Zizina labradus (Godart, [1834])
Common Grass Blue
(often misidentified as Zizina otis)
Don Herbison-Evans
Stella Crossley

Zizina labradus
(Photo: Don Herbison-Evans, Sydney, New South Wales)

These Caterpillars begin life as single bluish toroidal eggs. These are laid on the leaves of a foodplant, which can be various members of FABACEAE, such as:

  • Emu Foot ( Cullen tenax ),
  • Australian Indigo ( Indigofera australis ),
  • Lucerne ( Medicago sativa ),
  • Glycine ( Neonotonia wightii ),
  • Beans ( Phaseolus vulgaris ),
  • Garden Peas ( Pisum sativum ), and
  • Clover ( Trifolium species).

    In summer in Melbourne, eggs that we collected hatched in three days from being laid.

    Zizina labradus
    (Photo: Don Herbison-Evans, Sydney, New South Wales)

    The Caterpillars themselves are green slug-like creatures, with short white hairs, and a thin yellow stripe along each side of the body, and a darker green line down the back. The head is brown or black, although it is normally cannot be seen as the Caterpillar holds it tucked under the thorax. The Caterpillars grow to a length of 0.7 cms. This makes them hard to find, especially as they rest by day at the base of the foodplant.

    Zizina labradus
    (Photo: Don Herbison-Evans, Sydney, New South Wales)

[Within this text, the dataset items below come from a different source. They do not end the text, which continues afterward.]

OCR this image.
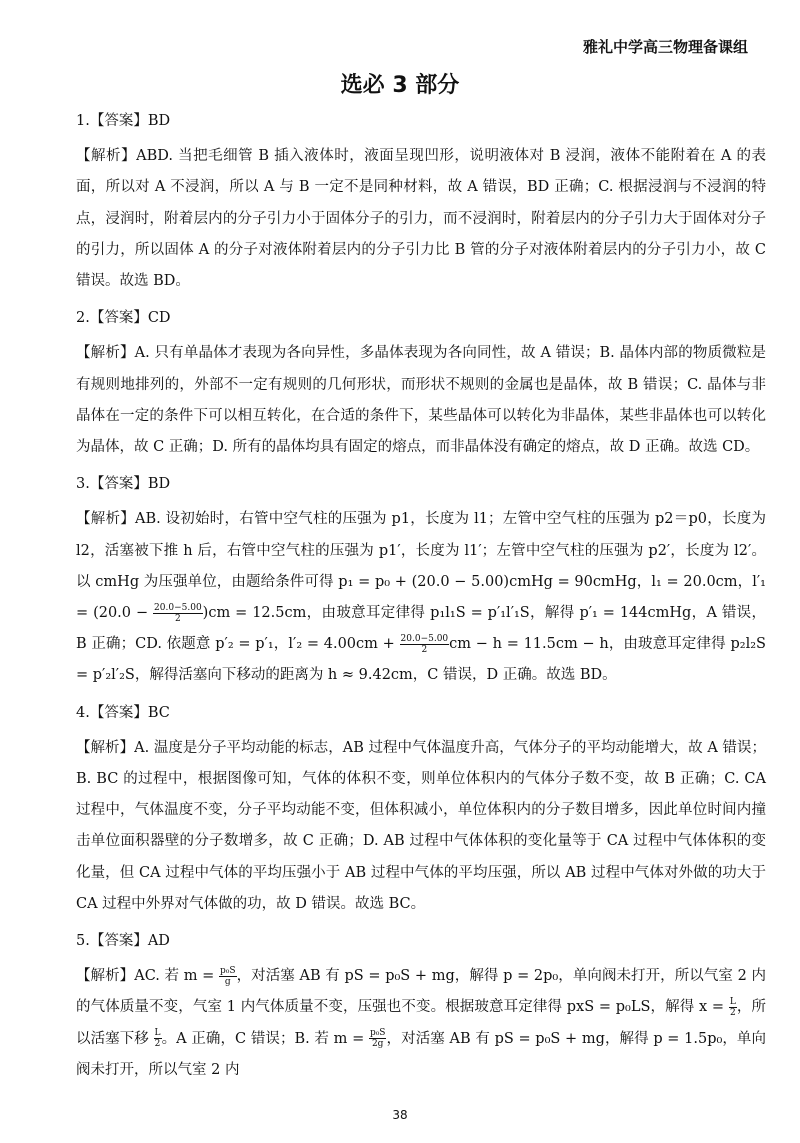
雅礼中学高三物理备课组
选必 3 部分

1.【答案】BD

【解析】ABD. 当把毛细管 B 插入液体时，液面呈现凹形，说明液体对 B 浸润，液体不能附着在 A 的表面，所以对 A 不浸润，所以 A 与 B 一定不是同种材料，故 A 错误，BD 正确；C. 根据浸润与不浸润的特点，浸润时，附着层内的分子引力小于固体分子的引力，而不浸润时，附着层内的分子引力大于固体对分子的引力，所以固体 A 的分子对液体附着层内的分子引力比 B 管的分子对液体附着层内的分子引力小，故 C 错误。故选 BD。

2.【答案】CD

【解析】A. 只有单晶体才表现为各向异性，多晶体表现为各向同性，故 A 错误；B. 晶体内部的物质微粒是有规则地排列的，外部不一定有规则的几何形状，而形状不规则的金属也是晶体，故 B 错误；C. 晶体与非晶体在一定的条件下可以相互转化，在合适的条件下，某些晶体可以转化为非晶体，某些非晶体也可以转化为晶体，故 C 正确；D. 所有的晶体均具有固定的熔点，而非晶体没有确定的熔点，故 D 正确。故选 CD。

3.【答案】BD

【解析】AB. 设初始时，右管中空气柱的压强为 p1，长度为 l1；左管中空气柱的压强为 p2＝p0，长度为 l2，活塞被下推 h 后，右管中空气柱的压强为 p1′，长度为 l1′；左管中空气柱的压强为 p2′，长度为 l2′。以 cmHg 为压强单位，由题给条件可得 p₁ = p₀ + (20.0 − 5.00)cmHg = 90cmHg，l₁ = 20.0cm，$l'_1 = (20.0 - \frac{20.0-5.00}{2} )cm = 12.5cm$，由玻意耳定律得 p₁l₁S = p′₁l′₁S，解得 p′₁ = 144cmHg，A 错误，B 正确；CD. 依题意 p′₂ = p′₁，$l'_2 = 4.00cm + \frac{20.0-5.00}{2}$ cm − h = 11.5cm − h，由玻意耳定律得 p₂l₂S = p′₂l′₂S，解得活塞向下移动的距离为 h ≈ 9.42cm，C 错误，D 正确。故选 BD。

4.【答案】BC

【解析】A. 温度是分子平均动能的标志，AB 过程中气体温度升高，气体分子的平均动能增大，故 A 错误；B. BC 的过程中，根据图像可知，气体的体积不变，则单位体积内的气体分子数不变，故 B 正确；C. CA 过程中，气体温度不变，分子平均动能不变，但体积减小，单位体积内的分子数目增多，因此单位时间内撞击单位面积器壁的分子数增多，故 C 正确；D. AB 过程中气体体积的变化量等于 CA 过程中气体体积的变化量，但 CA 过程中气体的平均压强小于 AB 过程中气体的平均压强，所以 AB 过程中气体对外做的功大于 CA 过程中外界对气体做的功，故 D 错误。故选 BC。

5.【答案】AD

【解析】AC. 若 $m = \frac{\text{p₀S}}{g}$ ，对活塞 AB 有 pS = p₀S + mg，解得 p = 2p₀，单向阀未打开，所以气室 2 内的气体质量不变，气室 1 内气体质量不变，压强也不变。根据玻意耳定律得 pxS = p₀LS，解得 $x = \frac{L}{2}$ ，所以活塞下移 $\frac{L}{2}$ 。A 正确，C 错误；B. 若 $m = \frac{\text{p₀S}}{2g}$ ，对活塞 AB 有 pS = p₀S + mg，解得 p = 1.5p₀，单向阀未打开，所以气室 2 内

38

    The pupa is dirty pink, pale green, or pale yellow, with dark markings, and is attached to the undersurface of a leaf of its foodplant by tail and girdle.

    Zizina labradus
    (Photo: courtesy of Edwin Vella, Yarramundi, New South Wales)

    The adult has a black body and the upper surfaces of the wings are purplish blue with a black termen.

    Zizina labradus
    (Photo: courtesy of Trevor Jinks, North Burnett, Queensland)

    The undersides are greyish blue with a fawn pattern of spots and stripes. The adults have a wingspan of about 2 cms. They normally fly very close to the ground.

    Zizina labradus
    close-up, showing white spot on the antenna club
    (Photo: courtesy of Harold McQueen, Goodna, Queensland)

    The butterflies have an interesting white spot on the club of the antenna.

    Zizina labradus
    mating pair
    (Photo: courtesy of Tony Rodd)

    The species is found over most of Australia, including:

  • Queensland,
  • Lord Howe Island,
  • New South Wales,
  • Victoria,
  • Tasmania,
  • South Australia, and
  • Western Australia.
    The subspecies labdalon Waterhouse & Lyell, 1914, occurs on
  • Cape York.

    Zizina labradus
    (Specimen: courtesy of the Macleay Museum, University of Sydney)

    Further reading :

    Michael F. Braby,
    Butterflies of Australia, CSIRO Publishing, Melbourne 2000, vol. 2, pp. 837-838.

    Kelvyn L. Dunn,
    New and overlooked distribution records for the Common Grass Bluee, Zizina otis labradus (Godart) (Lepidoptera: Lycaenidae), in eastern Australia,
    Metamorphosis Australia,
    Issue 72 (March 2014), pp. 18-26,
    Butterflies and Other Invertebrates Club.

    Jean Baptiste Godart,
    Histoire naturelle Entomologie,
    Encyclopédie Méthodique,
    Volume 9, Part 2 (1874), p. 612, No. 197, and also p. 680, No. 197.